Personal details
- Born: 22 December 1960 (age 65)
- Party: YPP
- Profession: Entrepreneur, politician

= Malik Ado-Ibrahim =

Nigerian entrepreneur and politician (born 1960)

Malik Ado-Ibrahim (born 22 December 1960) is a Nigerian businessman and politician. In 1999 at the age of 38, he became the first black team co-owner of Arrows, the consortium that controlled 70% of the shares of the small soon bankrupt Arrows F1 team. He was the YPP presidential candidate in Nigeria's 2023 presidential election.

==Personal life==
In 2020, Ibrahim reportedly married Adama Indimi, daughter of a Nigerian billionaire and philanthropist, Mohammed Indimi.

== Political career ==
In June 2022, Ibrahim became the presidential flag bearer of the Young Progressive Party (YPP) against the 2023 Nigerian elections by polling over 66 votes, defeating closest opponent, Ruby Issac, who polled 4 votes.

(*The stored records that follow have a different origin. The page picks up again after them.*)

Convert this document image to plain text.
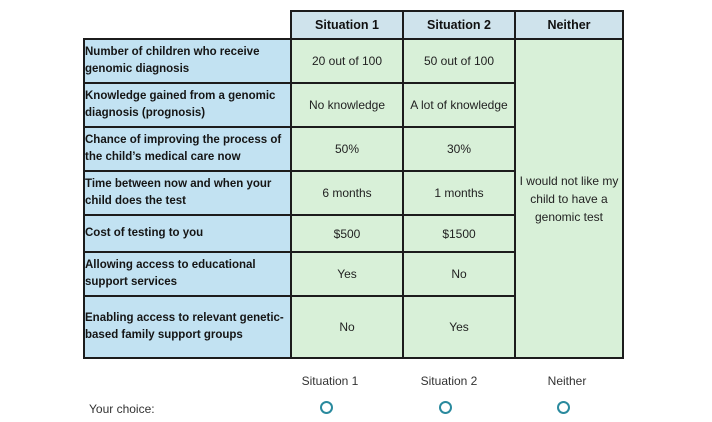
	Situation 1	Situation 2	Neither
Number of children who receive genomic diagnosis	20 out of 100	50 out of 100	I would not like my child to have a genomic test
Knowledge gained from a genomic diagnosis (prognosis)	No knowledge	A lot of knowledge	
Chance of improving the process of the child’s medical care now	50%	30%	
Time between now and when your child does the test	6 months	1 months	
Cost of testing to you	$500	$1500	
Allowing access to educational support services	Yes	No	
Enabling access to relevant genetic-based family support groups	No	Yes	
Situation 1	Situation 2	Neither
Your choice:
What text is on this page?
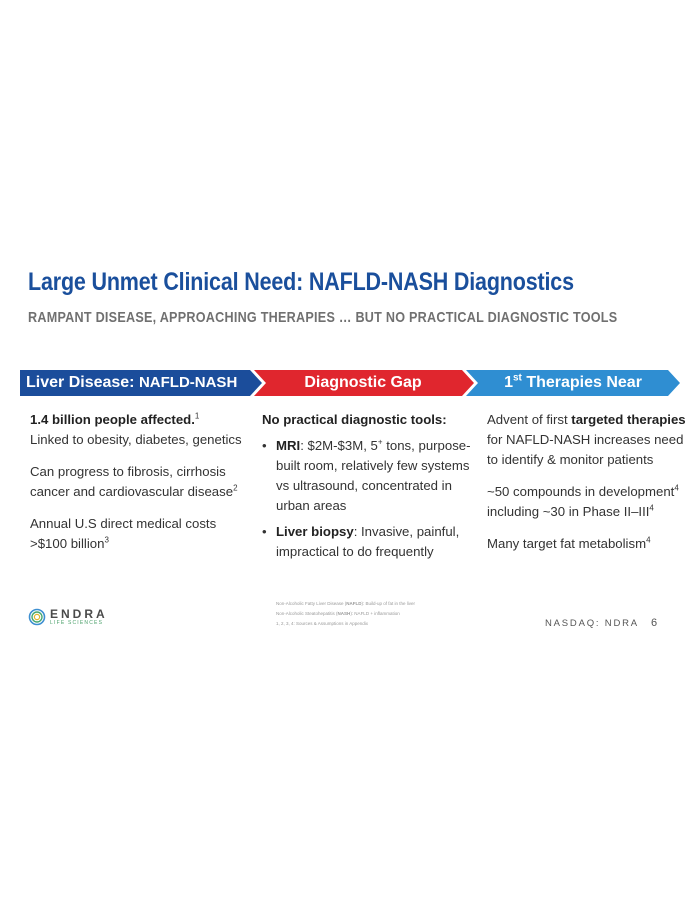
Large Unmet Clinical Need: NAFLD-NASH Diagnostics
RAMPANT DISEASE, APPROACHING THERAPIES … BUT NO PRACTICAL DIAGNOSTIC TOOLS
Liver Disease: NAFLD-NASH	Diagnostic Gap	1st Therapies Near

1.4 billion people affected.$^1$
Linked to obesity, diabetes, genetics

Can progress to fibrosis, cirrhosis cancer and cardiovascular disease$^2$

Annual U.S direct medical costs >$100 billion$^3$

No practical diagnostic tools:

• MRI: $2M-$3M, 5+ tons, purpose-built room, relatively few systems vs ultrasound, concentrated in urban areas
• Liver biopsy: Invasive, painful, impractical to do frequently

Advent of first targeted therapies for NAFLD-NASH increases need to identify & monitor patients

~50 compounds in development$^4$ including ~30 in Phase II–III$^4$

Many target fat metabolism$^4$

ENDRA
LIFE SCIENCES
Non-Alcoholic Fatty Liver Disease (NAFLD): Build-up of fat in the liver
Non-Alcoholic Steatohepatitis (NASH): NAFLD + inflammation
1, 2, 3, 4: Sources & Assumptions in Appendix	NASDAQ: NDRA 6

However, he was not successful in winning the presidential election in the February 25, 2023, presidential polls.

== Business career ==
Prince Malik Ado-Ibrahim is the CEO and Chairman of Nigus Enfinity, a technology-driven solutions provider incorporated under the laws of the Federal Republic of Nigeria on May 23rd, 2001.

== Formula One sponsorship scandal ==
In 1999, Ibrahim bought a one-quarter share of the Arrows F1 Team. In exchange, the Arrows cars received a sponsorship livery for the "T-Minus" brand, which Ibrahim owned. The idea behind the T-Minus brand was that companies and corporations would purchase the rights to use the name and they would be permitted to use the brand to promote their products. However, T-Minus produced no money, and Ibrahim ultimately never paid for his shares. Many credit Ibrahim with single-handedly ruining the Arrows team, which went bankrupt in 2002.